Aida gider gitmez içeriye giren Vivienne, kapıyı kilitleyip sırtını soğuk duvara yasladı. Angeline; kucağında her şeyden habersiz, mışıl mışıl uyurken, saatlerce sessiz gözyaşları döktü. Hiç umudu olmasa da hayatını değiştirecek bir mucizeye ihtiyacı vardı. Gece yarısından sonra kafedeki arkadaşı Teresa, Angeline’nin durumunu sormak için aradı. Vivienne cevap verir vermez arkadan gelen gürültü nedeniyle kısa süreli telefonu kulağından uzaklaştırmak zorunda kaldı. Akşama kadar onunla birlikte kafede çalışan Teresa, geceleri de bir barda çalışıyordu. Müzikle karışık insan sesleri nedeniyle birbirlerini net duyamasalar da, birisinin arayıp ona nasıl olduğunu sorması iyi gelmişti.
Vivienne sabah erkenden evden çıkıp saatlerce yapabileceği ek iş aradı. Ama her çaldığı kapıda ya deneyimsiz bulundu ya da aranan kriterlere uymadığı söylendi. Aldığı her ret cevabında umutları kırılarak çalıştığı kafeye eli boş döndü. Sürekli ağlamaklı gözlerle bulaşık yıkarken Teresa yanına geldi. Arkadaşı Vivienne’e bakar bakmaz ne olduğunu anladı.
“İş bulamadın, öyle değil mi?”
Konuşmakta zorlanan Vivienne gözyaşlarıyla başını salladı.
“Bugün kirayı ödemem gerekiyor. Eğer ödeyemezsem ev sahibi bizi evden atacak. Üstelik Angeline sürekli hastalanıyor, masraflarına yetişemiyorum. Çok iyi bakılması şart, ama neyle? Bir çıkış yolu arıyorum ama bulamıyorum.”
O anlattıkça Terasa, arkadaşının çaresizliğine aynı gözyaşlarıyla karşılık vererek birbirlerine sarıldılar.
“Bizim barda iş olsaydı seni önerirdim biliyorsun. Ama iş yok,” dedi üzüntüyle.
Sonra bir önceki gece barda çalışan iki kişinin konuşmalarını hatırladı. Hatırladıklarıyla umutlansa da, duyduklarını dile getirmesi çok zordu.
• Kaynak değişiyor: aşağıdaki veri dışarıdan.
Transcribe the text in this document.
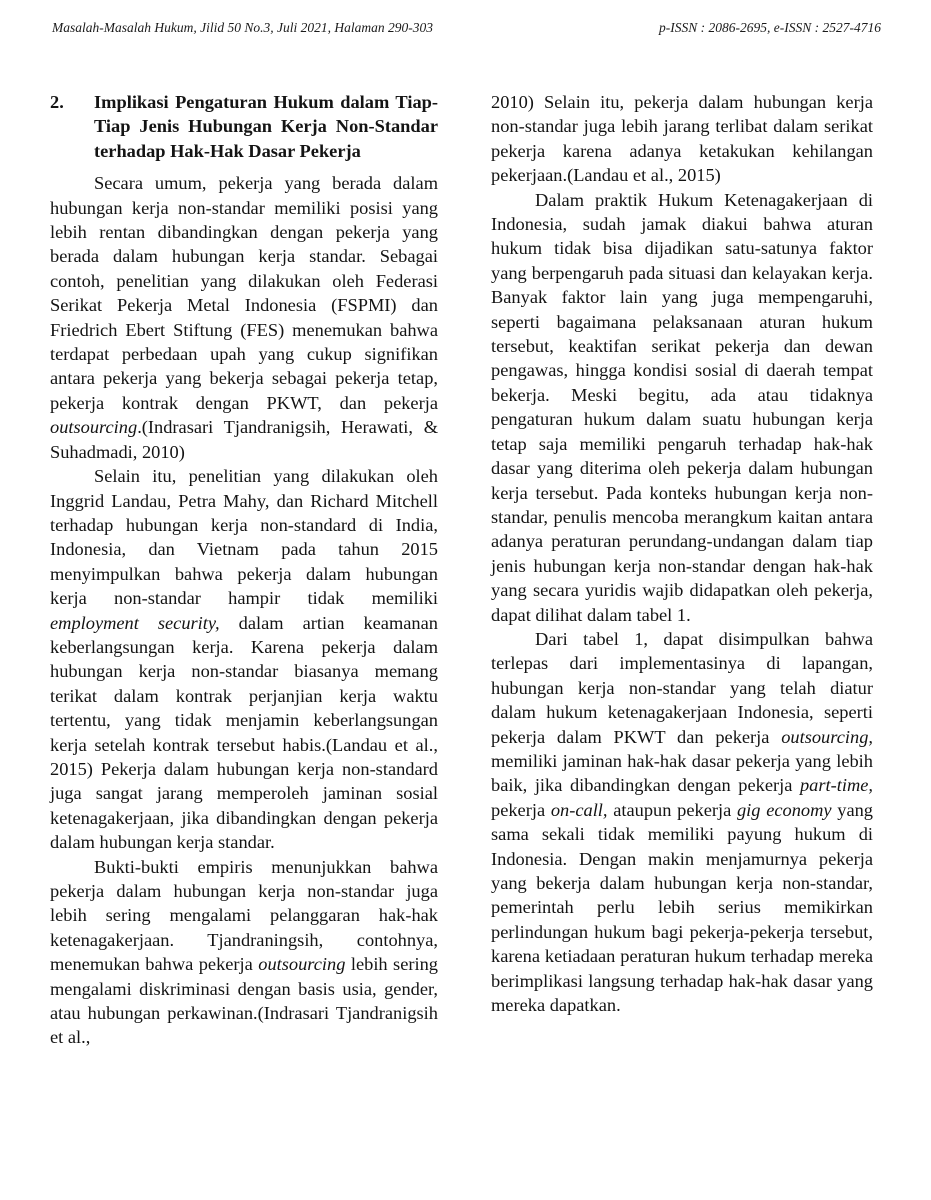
Masalah-Masalah Hukum, Jilid 50 No.3, Juli 2021, Halaman 290-303	p-ISSN : 2086-2695, e-ISSN : 2527-4716
2.	Implikasi Pengaturan Hukum dalam Tiap-Tiap Jenis Hubungan Kerja Non-Standar terhadap Hak-Hak Dasar Pekerja

Secara umum, pekerja yang berada dalam hubungan kerja non-standar memiliki posisi yang lebih rentan dibandingkan dengan pekerja yang berada dalam hubungan kerja standar. Sebagai contoh, penelitian yang dilakukan oleh Federasi Serikat Pekerja Metal Indonesia (FSPMI) dan Friedrich Ebert Stiftung (FES) menemukan bahwa terdapat perbedaan upah yang cukup signifikan antara pekerja yang bekerja sebagai pekerja tetap, pekerja kontrak dengan PKWT, dan pekerja outsourcing.(Indrasari Tjandranigsih, Herawati, & Suhadmadi, 2010)

Selain itu, penelitian yang dilakukan oleh Inggrid Landau, Petra Mahy, dan Richard Mitchell terhadap hubungan kerja non-standard di India, Indonesia, dan Vietnam pada tahun 2015 menyimpulkan bahwa pekerja dalam hubungan kerja non-standar hampir tidak memiliki employment security, dalam artian keamanan keberlangsungan kerja. Karena pekerja dalam hubungan kerja non-standar biasanya memang terikat dalam kontrak perjanjian kerja waktu tertentu, yang tidak menjamin keberlangsungan kerja setelah kontrak tersebut habis.(Landau et al., 2015) Pekerja dalam hubungan kerja non-standard juga sangat jarang memperoleh jaminan sosial ketenagakerjaan, jika dibandingkan dengan pekerja dalam hubungan kerja standar.

Bukti-bukti empiris menunjukkan bahwa pekerja dalam hubungan kerja non-standar juga lebih sering mengalami pelanggaran hak-hak ketenagakerjaan. Tjandraningsih, contohnya, menemukan bahwa pekerja outsourcing lebih sering mengalami diskriminasi dengan basis usia, gender, atau hubungan perkawinan.(Indrasari Tjandranigsih et al.,

2010) Selain itu, pekerja dalam hubungan kerja non-standar juga lebih jarang terlibat dalam serikat pekerja karena adanya ketakukan kehilangan pekerjaan.(Landau et al., 2015)

Dalam praktik Hukum Ketenagakerjaan di Indonesia, sudah jamak diakui bahwa aturan hukum tidak bisa dijadikan satu-satunya faktor yang berpengaruh pada situasi dan kelayakan kerja. Banyak faktor lain yang juga mempengaruhi, seperti bagaimana pelaksanaan aturan hukum tersebut, keaktifan serikat pekerja dan dewan pengawas, hingga kondisi sosial di daerah tempat bekerja. Meski begitu, ada atau tidaknya pengaturan hukum dalam suatu hubungan kerja tetap saja memiliki pengaruh terhadap hak-hak dasar yang diterima oleh pekerja dalam hubungan kerja tersebut. Pada konteks hubungan kerja non-standar, penulis mencoba merangkum kaitan antara adanya peraturan perundang-undangan dalam tiap jenis hubungan kerja non-standar dengan hak-hak yang secara yuridis wajib didapatkan oleh pekerja, dapat dilihat dalam tabel 1.

Dari tabel 1, dapat disimpulkan bahwa terlepas dari implementasinya di lapangan, hubungan kerja non-standar yang telah diatur dalam hukum ketenagakerjaan Indonesia, seperti pekerja dalam PKWT dan pekerja outsourcing, memiliki jaminan hak-hak dasar pekerja yang lebih baik, jika dibandingkan dengan pekerja part-time, pekerja on-call, ataupun pekerja gig economy yang sama sekali tidak memiliki payung hukum di Indonesia. Dengan makin menjamurnya pekerja yang bekerja dalam hubungan kerja non-standar, pemerintah perlu lebih serius memikirkan perlindungan hukum bagi pekerja-pekerja tersebut, karena ketiadaan peraturan hukum terhadap mereka berimplikasi langsung terhadap hak-hak dasar yang mereka dapatkan.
Özellikle de; bu durumdaki arkadaşı tarafından, yanlış anlaşılmaktan korktu. Kısa süreli düşünmesinin ardından sesi titreyerek;
“Angeline için her şeyi yapar mısın” diye sordu.
Vivienne, Terasa’nın sorduğu soru üzerine ondan uzaklaştı. Meraklı bir ifade ile arkadaşına baktı.
“Ne demek istediğini anlamadım?”
Teresa, söylemekle söylememek arasında tereddüt ederek konuşmaya başladı.
“Dün, barda bizim çocukların konuşmalarına şahit oldum. Bir ajans varmış. Modellik ajansı olarak görünseler de aslında eskort kız ayarlayan bir ajans. Zengin adamlara kiralık giden kızlara ciddi paralar ödüyorlarmış. Hele birde bu kız bakireyse para ikiye katlanıyormuş” dedi.
Vivienne, duyduklarına inanamadı. Teresa’nın söyledikleri mide bulandırıcı, ahlaksız bir işti. Bedenini satmak dünyada yapacağı son iş olsa bile yapamazdı. O an doktorun söyledikleri geldi aklına. “Angeline’nin iyi bir bakıma ve tedaviye ihtiyacı var.” Rutubet kokan, güneş görmeyen bir evde onu nasıl büyütebilirdi? Ya bir gün Aida ona bakamayacağını söylerse? O zaman ne yapardı? Sanki Teresa ile yaptıkları konuşma hiç olmamış gibi aklında ki bin bir düşünce ile tekrar yaptığı işine döndü. Mutfak tezgahında tabakları yıkarken, yüzü de gözyaşlarıyla birlikte yıkanıyordu. Onun cevap vermemesini yanlış anlayan Teresa, söylediklerine pişman olarak Vivienne’i yalnız bıraktı.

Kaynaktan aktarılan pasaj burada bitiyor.